Challenge
The Town of Creemore and the surrounding area were using individual septic systems to handle wastewater and truck-away waste sludge for further treatment. The town’s major industry, the Creemore Brewery, also trucked wastewater for treatment and disposal. The community was concerned about the number of septic tanks, undersized leaching beds, and holding tanks. Wanting to protect the underground aquifer from contamination and add value to local properties, they decided it would be beneficial to build a centralized wastewater treatment plant to handle the combined municipal sewage and industrial wastewater.
The local residents proposed a number of conditions for the new plant. They wanted it to be unobtrusive, affordable to construct and operate, able to accommodate future expansion, and they did not want to negatively impact the surrounding environment. Since the treated effluent was to be discharged to a sensitive cold-water fish habitat, stringent effluent discharge parameters were targeted.
After a thorough review of the options available to the town, it was decided that Veolia’s ZeeWeed* MBR was the best available technology and could produce treated effluent of such high quality that it could be discharged directly into the sensitive Mad River
Solution
In order to blend the new plant with the rural scenery, the exterior of the building was designed to look like a dairy barn. To reduce capital and operational costs for ventilation, one end of the barn structure was opened and a shallow breezeway was created along a side wall to provide natural ventilation.
The treatment process consists of an influent pumping station complete with an automatic fine screening system, ZeeWeed membrane filtration, which includes anoxic and aerobic zones, ultraviolet (UV) disinfection, effluent re-aeration chamber, and outfall to the Mad River.
Result
The Creemore Wastewater plant was commissioned in 2000. The completion of the original ZeeWeed MBR plant enabled the Town to be unobtrusive, affordable, accommodate future expansion, and meet sensitive discharge requirements needed for the surrounding area.
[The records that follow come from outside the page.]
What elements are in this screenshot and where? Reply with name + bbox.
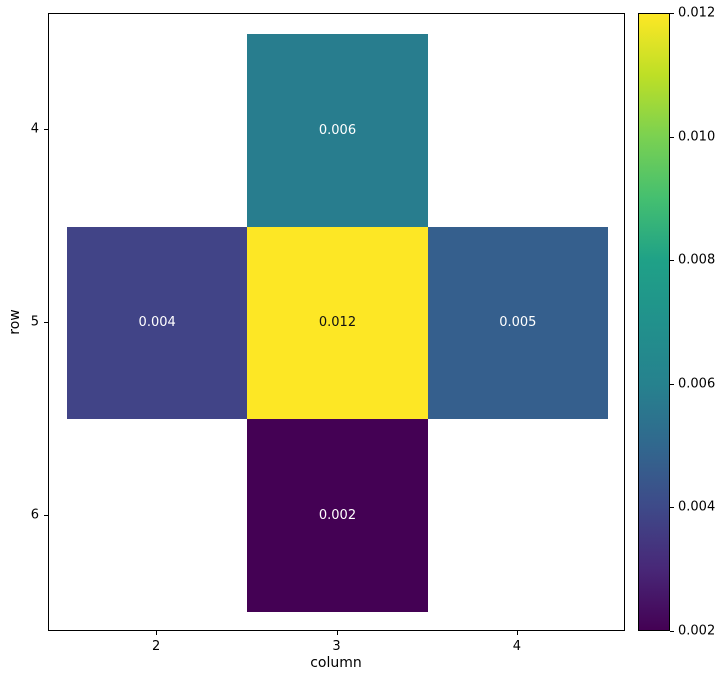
plot-axes: 0.006 0.004 0.012 0.005 0.002 — [48, 13, 625, 631]
colorbar-tick-mark-0.010 — [670, 136, 674, 138]
colorbar-tick-label-0.008: 0.008 — [678, 252, 716, 268]
x-tick-label-4: 4 — [512, 639, 521, 654]
colorbar-tick-mark-0.008 — [670, 260, 674, 262]
colorbar-tick-mark-0.006 — [670, 383, 674, 385]
heatmap-cells-layer: 0.006 0.004 0.012 0.005 0.002 — [67, 34, 608, 612]
colorbar-tick-label-0.012: 0.012 — [678, 5, 716, 21]
colorbar — [638, 13, 670, 631]
cell-annotation: 0.002 — [318, 508, 357, 524]
heatmap-cell-r5-c2: 0.004 — [67, 226, 248, 420]
y-tick-mark-5 — [44, 322, 48, 323]
heatmap-cell-r6-c3: 0.002 — [247, 419, 428, 612]
heatmap-cell-r5-c3: 0.012 — [247, 226, 428, 420]
x-tick-label-2: 2 — [152, 639, 161, 654]
cell-annotation: 0.005 — [499, 315, 537, 331]
y-axis-label: row — [7, 309, 23, 335]
x-axis-label: column — [310, 655, 362, 671]
colorbar-tick-label-0.002: 0.002 — [678, 623, 716, 639]
cell-annotation: 0.012 — [318, 315, 357, 331]
x-tick-mark-3 — [336, 631, 338, 635]
heatmap-cell-r4-c3: 0.006 — [247, 34, 428, 227]
colorbar-tick-mark-0.012 — [670, 13, 674, 14]
y-tick-label-4: 4 — [30, 121, 39, 137]
cell-annotation: 0.006 — [318, 122, 357, 138]
colorbar-tick-mark-0.002 — [670, 631, 674, 632]
heatmap-cell-r5-c4: 0.005 — [427, 226, 608, 420]
y-tick-label-5: 5 — [30, 314, 39, 330]
y-tick-mark-4 — [44, 129, 48, 131]
x-tick-mark-2 — [156, 631, 158, 635]
colorbar-tick-label-0.004: 0.004 — [678, 499, 716, 515]
colorbar-tick-label-0.006: 0.006 — [678, 376, 716, 392]
x-tick-label-3: 3 — [332, 639, 341, 654]
cell-annotation: 0.004 — [138, 315, 176, 331]
x-tick-mark-4 — [516, 631, 518, 635]
colorbar-tick-mark-0.004 — [670, 507, 674, 509]
y-tick-mark-6 — [44, 514, 48, 516]
y-tick-label-6: 6 — [30, 507, 39, 523]
colorbar-tick-label-0.010: 0.010 — [678, 129, 716, 145]
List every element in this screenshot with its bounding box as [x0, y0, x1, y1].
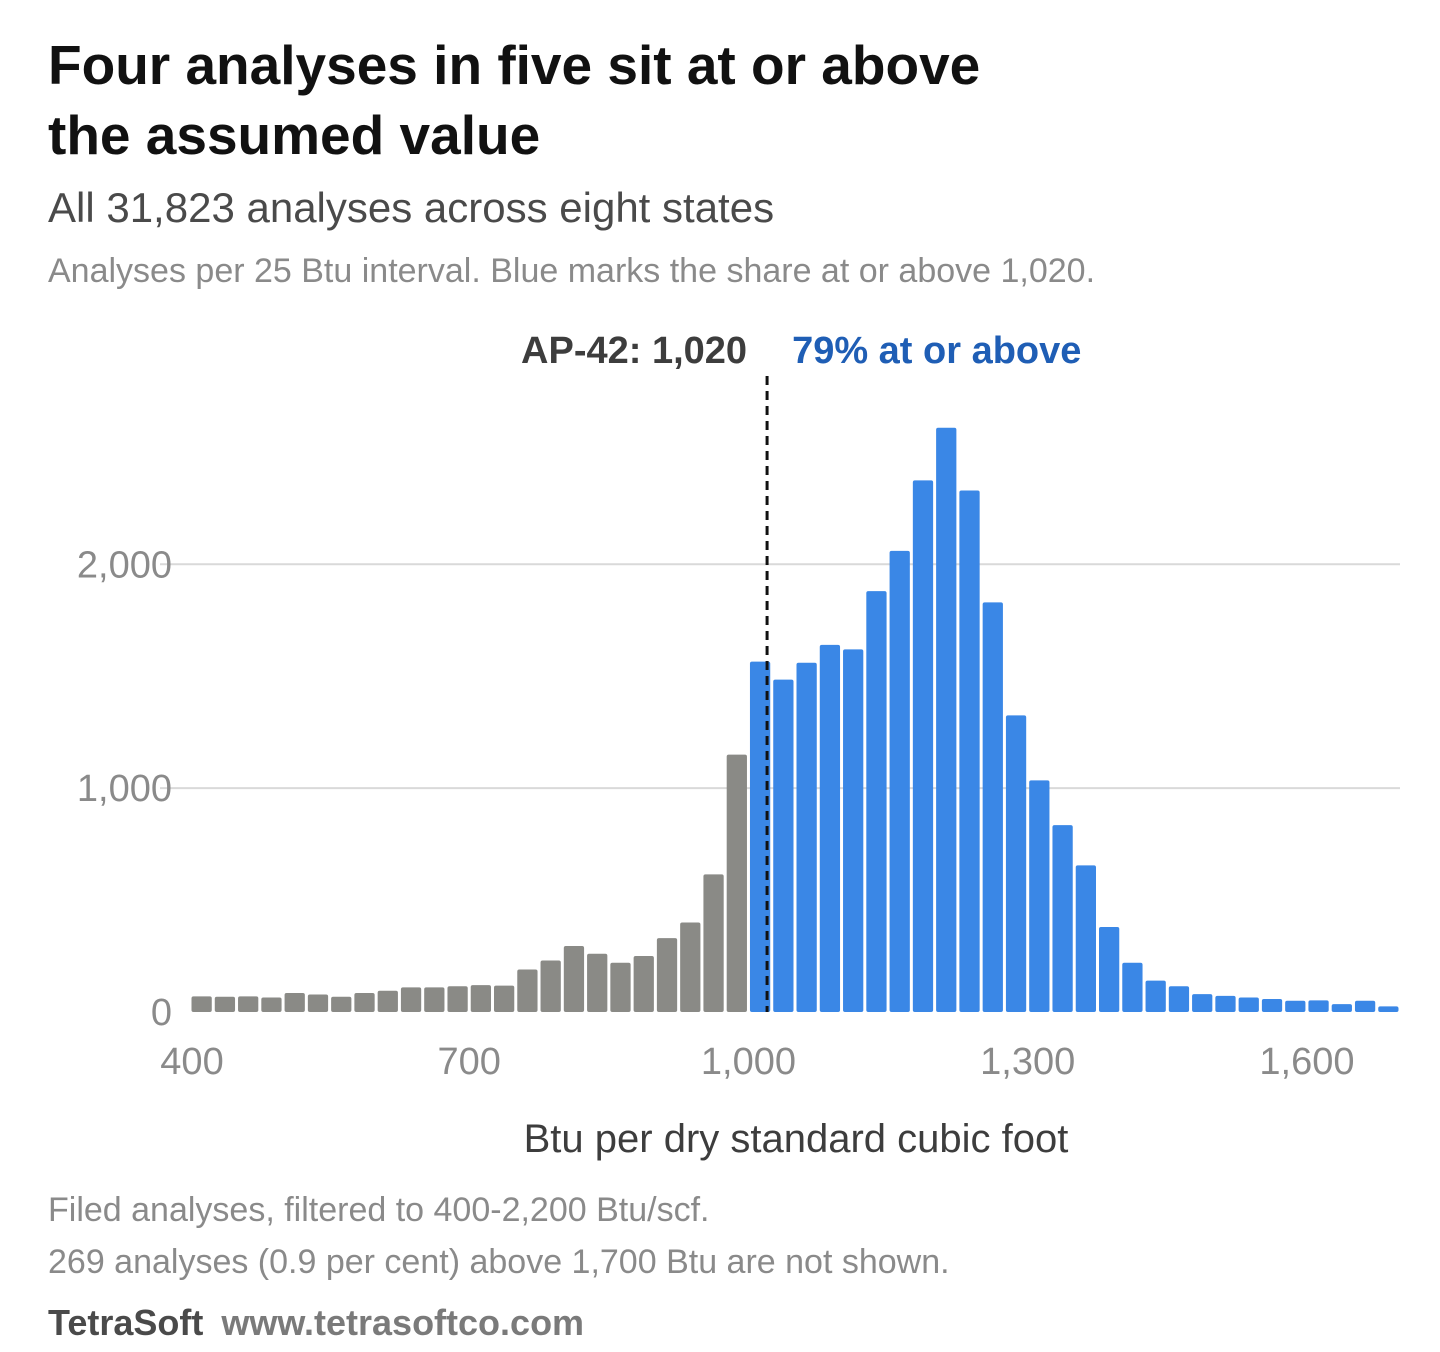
- histogram-bar-875: [633, 956, 654, 1012]
- threshold-marker: AP-42: 1,020 79% at or above: [521, 330, 1081, 1012]
- histogram-bar-475: [261, 997, 282, 1012]
- y-axis: 0 1,000 2,000: [77, 544, 172, 1034]
- histogram-bar-1275: [1005, 715, 1027, 1012]
- histogram-bar-750: [517, 969, 538, 1012]
- histogram-bar-950: [703, 874, 724, 1012]
- histogram-bar-600: [377, 990, 398, 1012]
- histogram-bar-1450: [1168, 986, 1190, 1012]
- histogram-bar-725: [494, 985, 515, 1012]
- brand-url[interactable]: www.tetrasoftco.com: [221, 1302, 585, 1343]
- histogram-bar-1250: [982, 602, 1003, 1012]
- histogram-bar-525: [307, 994, 329, 1012]
- histogram-bar-975: [726, 754, 747, 1012]
- histogram-bar-1200: [936, 427, 957, 1012]
- histogram-bar-1675: [1378, 1006, 1399, 1012]
- histogram-chart: AP-42: 1,020 79% at or above 01,0002,000 …: [77, 330, 1400, 1161]
- histogram-bar-1500: [1215, 995, 1236, 1012]
- histogram-bar-1425: [1145, 980, 1166, 1012]
- histogram-bar-1475: [1192, 994, 1213, 1012]
- footnote-excluded: 269 analyses (0.9 per cent) above 1,700 …: [48, 1243, 950, 1281]
- histogram-bar-500: [284, 992, 305, 1012]
- x-tick-label-1000: 1,000: [701, 1041, 796, 1083]
- histogram-bar-1375: [1099, 926, 1120, 1012]
- histogram-bar-400: [191, 996, 212, 1012]
- y-tick-label-1000: 1,000: [77, 768, 172, 810]
- histogram-bar-1100: [843, 649, 864, 1012]
- histogram-bar-625: [400, 987, 422, 1012]
- histogram-bar-425: [214, 996, 236, 1012]
- histogram-bar-925: [680, 922, 701, 1012]
- histogram-bar-800: [563, 945, 585, 1012]
- histogram-bar-1350: [1075, 865, 1096, 1012]
- histogram-bar-550: [331, 996, 352, 1012]
- histogram-bar-1300: [1029, 780, 1050, 1012]
- histogram-bar-1125: [866, 591, 887, 1012]
- histogram-bar-450: [238, 996, 259, 1012]
- chart-title-line-1: Four analyses in five sit at or above: [48, 34, 981, 96]
- chart-subtitle: All 31,823 analyses across eight states: [48, 184, 775, 231]
- histogram-bar-1325: [1052, 825, 1073, 1012]
- histogram-bar-700: [470, 985, 491, 1012]
- histogram-bar-900: [656, 938, 678, 1012]
- chart-title: Four analyses in five sit at or above th…: [48, 30, 1248, 170]
- histogram-bar-775: [540, 960, 561, 1012]
- histogram-bar-850: [610, 962, 631, 1012]
- histogram-bar-1225: [959, 490, 980, 1012]
- histogram-bar-1575: [1285, 1000, 1306, 1012]
- x-axis-title: Btu per dry standard cubic foot: [524, 1117, 1069, 1161]
- histogram-bar-1175: [912, 480, 934, 1013]
- y-tick-label-0: 0: [151, 992, 172, 1034]
- histogram-bar-650: [424, 987, 445, 1012]
- histogram-bar-675: [447, 986, 468, 1012]
- x-axis: 400 700 1,000 1,300 1,600 Btu per dry standar…: [160, 1041, 1354, 1161]
- x-tick-label-1300: 1,300: [980, 1041, 1075, 1083]
- histogram-bar-1600: [1308, 1000, 1329, 1012]
- histogram-bar-1075: [819, 644, 841, 1012]
- y-tick-label-2000: 2,000: [77, 544, 172, 586]
- threshold-label: AP-42: 1,020: [521, 330, 747, 372]
- histogram-bar-1550: [1261, 999, 1283, 1012]
- threshold-share-label: 79% at or above: [792, 330, 1081, 372]
- histogram-bar-1400: [1122, 962, 1143, 1012]
- chart-title-line-2: the assumed value: [48, 104, 541, 166]
- footnote-filter: Filed analyses, filtered to 400-2,200 Bt…: [48, 1191, 710, 1229]
- histogram-bar-1650: [1354, 1000, 1376, 1012]
- chart-description: Analyses per 25 Btu interval. Blue marks…: [48, 252, 1096, 290]
- histogram-bars: [191, 427, 1399, 1013]
- histogram-bar-1150: [889, 550, 910, 1012]
- x-tick-label-400: 400: [160, 1041, 223, 1083]
- brand-line: TetraSoft www.tetrasoftco.com: [48, 1302, 584, 1344]
- histogram-bar-1525: [1238, 997, 1259, 1012]
- histogram-bar-575: [354, 992, 375, 1012]
- x-tick-label-1600: 1,600: [1259, 1041, 1354, 1083]
- x-tick-label-700: 700: [438, 1041, 501, 1083]
- histogram-bar-825: [587, 953, 608, 1012]
- histogram-bar-1025: [773, 679, 794, 1012]
- histogram-bar-1050: [796, 662, 817, 1012]
- histogram-bar-1625: [1331, 1004, 1352, 1012]
- histogram-bar-1000: [749, 661, 771, 1012]
- brand-name: TetraSoft: [48, 1302, 204, 1343]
In 2000, membranes in an MBR environment were expected to have a life expectancy of 7-8 years. Far exceeding initial expectations, the original membranes were replaced in 2013. This longevity on the first set of membranes saved significant money for Creemore with the cost of the membranes spread over 13 years vs 7-8 years.
In 2017, Creemore investigated economic advantages and additional technical flexibility and experimented with an alternative technology, installing four cassettes of non-Veolia membranes into one of the two trains.
While the competitor membranes worked well initially, within one year of operation the performance of the competitor membranes began to fail while the original train of 7-year-old ZeeWeed membranes continued to demonstrate superior performance. The competitor membranes were shortly replaced with ZeeWeed Membranes.
Operating again with an entire ZeeWeed membrane contingent, the plant plans to continue exclusively with ZeeWeed membranes as they’ve demonstrated a superior ability to maintain the required design flow and performance during an extended filtration life.